2) İnsanoğlunun tek tanrılı dinlerden önceki çok tanrılı döneme ait ilk tapınağı, M.Ö.5000 yılına tarihlenen Malta Adasındaki Tapınak olarak biliniyordu. Daha sonraki 2. tapınak ise M.Ö.4000 yılana ait Mısır’daki tapınaklar olarak kabul biliniyordu. Ancak, Göbeklitepe’de gerçekleştirilen kazı çalışması ile bu durum, 11500 yıl önce bu topraklarda ilk tapınağın olduğu gerçeğini ortaya koymuştur. Ortaya çıkartılan tapınağın, dünyanın bilinen en büyük ve eski tapınağı olma özelliğini taşıdığı bilimsel verilerle kanıtlandı. Göbeklitepe yerleşiminin tespiti ile bu bilgiler geçerliliğini yitirmiş ve insanoğlunun ilk tapınağının günümüzden 11.500 yıl öncesine tarihlenen Göbeklitepe Tapınağı olduğu ortaya çıkmıştır. Bu tespitler ise arkeoloji tarihinin yeniden yazılmasını beraberinde getirmiştir. Buluntular, taş çağında yaşayan avcı-toplayıcı insanların hayatta kalma, günlük gereksinimlerini gidermenin yanı sıra doğayı anlamaya çalışmışlar, doğaüstü güçlerin ya da tanrının/tanrıların varlığına inanmışlar, dinsel törenler için düzenli aralıklarla bir araya gelmişler. Bu dinsel törenlerde hep birlikte inançlarını simgeleyen hayvan ve insan kabartmalarıyla süslü tapınaklar, dev boyutlu dikili taşlar yapmışlar.
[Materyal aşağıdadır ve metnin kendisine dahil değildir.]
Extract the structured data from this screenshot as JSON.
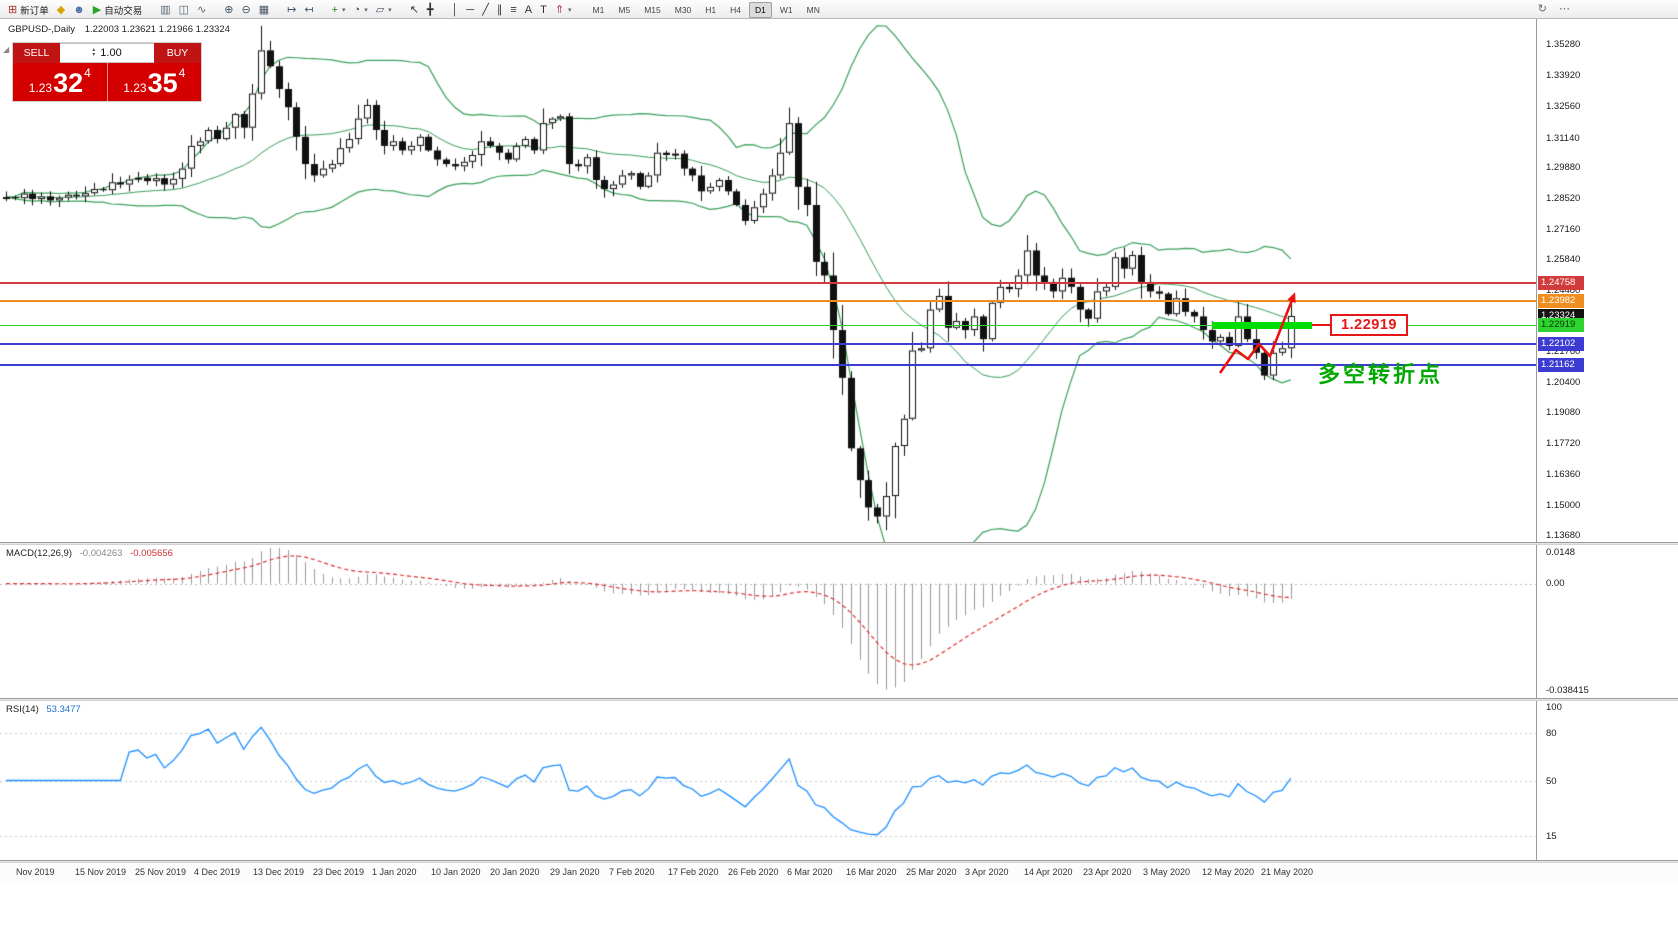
{
  "toolbar": {
    "caret_icon": "▾",
    "items": [
      {
        "type": "button",
        "name": "new-order",
        "icon": "⊞",
        "color": "#b03030",
        "label": "新订单"
      },
      {
        "type": "icon",
        "name": "metaeditor",
        "icon": "◆",
        "color": "#d9a400"
      },
      {
        "type": "icon",
        "name": "profiles",
        "icon": "☻",
        "color": "#4a6fa5"
      },
      {
        "type": "button",
        "name": "autotrading",
        "icon": "▶",
        "color": "#2aa52a",
        "label": "自动交易"
      },
      {
        "type": "sep"
      },
      {
        "type": "icon",
        "name": "chart-bars",
        "icon": "▥",
        "color": "#556677"
      },
      {
        "type": "icon",
        "name": "chart-candles",
        "icon": "◫",
        "color": "#556677"
      },
      {
        "type": "icon",
        "name": "chart-line",
        "icon": "∿",
        "color": "#556677"
      },
      {
        "type": "sep"
      },
      {
        "type": "icon",
        "name": "zoom-in",
        "icon": "⊕",
        "color": "#445566"
      },
      {
        "type": "icon",
        "name": "zoom-out",
        "icon": "⊖",
        "color": "#445566"
      },
      {
        "type": "icon",
        "name": "tile-windows",
        "icon": "▦",
        "color": "#445566"
      },
      {
        "type": "sep"
      },
      {
        "type": "icon",
        "name": "auto-scroll",
        "icon": "↦",
        "color": "#445566"
      },
      {
        "type": "icon",
        "name": "chart-shift",
        "icon": "↤",
        "color": "#445566"
      },
      {
        "type": "sep"
      },
      {
        "type": "icon",
        "name": "indicators-add",
        "icon": "+",
        "color": "#1d8a1d",
        "caret": true
      },
      {
        "type": "icon",
        "name": "periods",
        "icon": "◔",
        "color": "#445566",
        "caret": true
      },
      {
        "type": "icon",
        "name": "templates",
        "icon": "▱",
        "color": "#445566",
        "caret": true
      },
      {
        "type": "sep"
      },
      {
        "type": "icon",
        "name": "cursor",
        "icon": "↖",
        "color": "#333333"
      },
      {
        "type": "icon",
        "name": "crosshair",
        "icon": "╋",
        "color": "#333333"
      },
      {
        "type": "sep"
      },
      {
        "type": "icon",
        "name": "vertical-line-tool",
        "icon": "│",
        "color": "#333333"
      },
      {
        "type": "icon",
        "name": "horizontal-line-tool",
        "icon": "─",
        "color": "#333333"
      },
      {
        "type": "icon",
        "name": "trendline-tool",
        "icon": "╱",
        "color": "#333333"
      },
      {
        "type": "icon",
        "name": "channel-tool",
        "icon": "∥",
        "color": "#333333"
      },
      {
        "type": "icon",
        "name": "fibonacci-tool",
        "icon": "≡",
        "color": "#333333"
      },
      {
        "type": "icon",
        "name": "text-tool",
        "icon": "A",
        "color": "#333333"
      },
      {
        "type": "icon",
        "name": "label-tool",
        "icon": "T",
        "color": "#333333"
      },
      {
        "type": "icon",
        "name": "arrows-tool",
        "icon": "⇑",
        "color": "#aa3333",
        "caret": true
      },
      {
        "type": "sep"
      }
    ],
    "timeframes": [
      "M1",
      "M5",
      "M15",
      "M30",
      "H1",
      "H4",
      "D1",
      "W1",
      "MN"
    ],
    "active_timeframe": "D1",
    "right_items": [
      {
        "name": "refresh",
        "icon": "↻"
      },
      {
        "name": "more",
        "icon": "⋯"
      }
    ]
  },
  "chart_info": {
    "symbol_period": "GBPUSD-,Daily",
    "ohlc": "1.22003 1.23621 1.21966 1.23324"
  },
  "trade_panel": {
    "collapse_icon": "◢",
    "sell_label": "SELL",
    "buy_label": "BUY",
    "volume": "1.00",
    "spin_up_icon": "▴",
    "spin_down_icon": "▾",
    "sell_price": {
      "prefix": "1.23",
      "big": "32",
      "sup": "4"
    },
    "buy_price": {
      "prefix": "1.23",
      "big": "35",
      "sup": "4"
    },
    "button_color": "#c01414",
    "price_color": "#d40000"
  },
  "price_tags": [
    {
      "text": "1.24758",
      "bg": "#d23b3b",
      "fg": "#ffffff"
    },
    {
      "text": "1.23982",
      "bg": "#ef8e1e",
      "fg": "#ffffff"
    },
    {
      "text": "1.23324",
      "bg": "#111111",
      "fg": "#ffffff"
    },
    {
      "text": "1.22919",
      "bg": "#2fd32f",
      "fg": "#073807"
    },
    {
      "text": "1.22102",
      "bg": "#3c3cd2",
      "fg": "#ffffff"
    },
    {
      "text": "1.21162",
      "bg": "#3c3cd2",
      "fg": "#ffffff"
    }
  ],
  "levels": [
    {
      "price": "1.24758",
      "color": "#d23b3b",
      "width": 2
    },
    {
      "price": "1.23982",
      "color": "#ef8e1e",
      "width": 2
    },
    {
      "price": "1.22919",
      "color": "#2fd32f",
      "width": 1
    },
    {
      "price": "1.22102",
      "color": "#3c3cd2",
      "width": 2
    },
    {
      "price": "1.21162",
      "color": "#3c3cd2",
      "width": 2
    }
  ],
  "annotations": {
    "price_box_text": "1.22919",
    "price_box_color": "#e81717",
    "note_text": "多空转折点",
    "note_color": "#00a800",
    "highlight_color": "#00dd00",
    "arrow_color": "#ee1111"
  },
  "macd": {
    "label": "MACD(12,26,9)",
    "value1": "-0.004263",
    "value2": "-0.005656",
    "scale": [
      "0.0148",
      "0.00",
      "-0.038415"
    ],
    "histogram_color": "#9b9b9b",
    "signal_color": "#e03030"
  },
  "rsi": {
    "label": "RSI(14)",
    "value": "53.3477",
    "scale": [
      "100",
      "80",
      "50",
      "15"
    ],
    "levels": [
      80,
      50,
      15
    ],
    "line_color": "#1e90ff"
  },
  "chart_data": {
    "type": "candlestick",
    "symbol": "GBPUSD",
    "period": "Daily",
    "bollinger": {
      "period": 20,
      "deviation": 2,
      "color": "#3aa05a"
    },
    "first_candle_open": 1.285,
    "closes": [
      1.2855,
      1.285,
      1.287,
      1.2846,
      1.2858,
      1.284,
      1.2852,
      1.2865,
      1.2858,
      1.2872,
      1.289,
      1.2885,
      1.292,
      1.291,
      1.2932,
      1.294,
      1.2925,
      1.2938,
      1.291,
      1.2935,
      1.298,
      1.308,
      1.31,
      1.315,
      1.311,
      1.316,
      1.322,
      1.316,
      1.331,
      1.35,
      1.343,
      1.333,
      1.325,
      1.312,
      1.3,
      1.295,
      1.298,
      1.3,
      1.307,
      1.311,
      1.32,
      1.326,
      1.315,
      1.308,
      1.31,
      1.306,
      1.308,
      1.312,
      1.306,
      1.302,
      1.3,
      1.299,
      1.301,
      1.304,
      1.31,
      1.308,
      1.305,
      1.302,
      1.308,
      1.311,
      1.306,
      1.318,
      1.32,
      1.321,
      1.3,
      1.299,
      1.303,
      1.293,
      1.289,
      1.291,
      1.295,
      1.296,
      1.29,
      1.295,
      1.305,
      1.304,
      1.3046,
      1.298,
      1.295,
      1.288,
      1.29,
      1.293,
      1.288,
      1.282,
      1.275,
      1.281,
      1.287,
      1.295,
      1.305,
      1.318,
      1.29,
      1.282,
      1.257,
      1.251,
      1.227,
      1.206,
      1.175,
      1.161,
      1.149,
      1.145,
      1.154,
      1.176,
      1.188,
      1.218,
      1.219,
      1.236,
      1.242,
      1.228,
      1.231,
      1.227,
      1.233,
      1.223,
      1.239,
      1.246,
      1.245,
      1.251,
      1.262,
      1.251,
      1.248,
      1.244,
      1.25,
      1.246,
      1.236,
      1.232,
      1.244,
      1.246,
      1.259,
      1.254,
      1.26,
      1.248,
      1.244,
      1.243,
      1.234,
      1.241,
      1.235,
      1.233,
      1.227,
      1.222,
      1.224,
      1.22,
      1.233,
      1.223,
      1.217,
      1.207,
      1.217,
      1.219,
      1.2332
    ],
    "y_axis_labels": [
      "1.35280",
      "1.33920",
      "1.32560",
      "1.31140",
      "1.29880",
      "1.28520",
      "1.27160",
      "1.25840",
      "1.24480",
      "1.21760",
      "1.20400",
      "1.19080",
      "1.17720",
      "1.16360",
      "1.15000",
      "1.13680"
    ],
    "x_axis_labels": [
      "Nov 2019",
      "15 Nov 2019",
      "25 Nov 2019",
      "4 Dec 2019",
      "13 Dec 2019",
      "23 Dec 2019",
      "1 Jan 2020",
      "10 Jan 2020",
      "20 Jan 2020",
      "29 Jan 2020",
      "7 Feb 2020",
      "17 Feb 2020",
      "26 Feb 2020",
      "6 Mar 2020",
      "16 Mar 2020",
      "25 Mar 2020",
      "3 Apr 2020",
      "14 Apr 2020",
      "23 Apr 2020",
      "3 May 2020",
      "12 May 2020",
      "21 May 2020"
    ]
  }
}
3) Göbeklitepe’deki dikili taşlar (T stelleri) üzerinde bulunan kabartmalı yabani hayvan ve bitki figürleri, dünyada plastik sanatların ilk örneği olarak kabul edilmektedir. Kazı yerinde bulunan 16 destek ve kireçtaşı plakası üzerinde aslan, yılan, öküz, koç, tilki ve turna kabartmaları ya da bunların taşa kazınmış figürleri yer almaktadır. Tapınağı, ayrıca doğal boyutlarında, taştan oyulmuş yabandomuzu, kaplumbağa ve akbaba heykelleri süslemektedir. Kalıntılar, paleolitik çağdan (avcılık-toplayıcılık) neolitik çağa (tarımcılık ve hayvancılık) geçiş sırasında, insanların el becerilerinin ve sanatsal yeteneklerinin önemli ölçüde gelişmiş olduğunu ortaya çıkarmaktadır.
4) Göbeklitepe yerleşim alanın daha da eski dönemlere ait olması yüksek bir olasılık olarak görülmektedir. Alt tabakalara ulaşıldığında kesin bir tarih ortaya çıkacaktır.
5) Göbeklitepe bulguları, uygarlığın bu topraklarda doğduğunu ve buradan dünyaya yayıldığını ortaya koymuştur.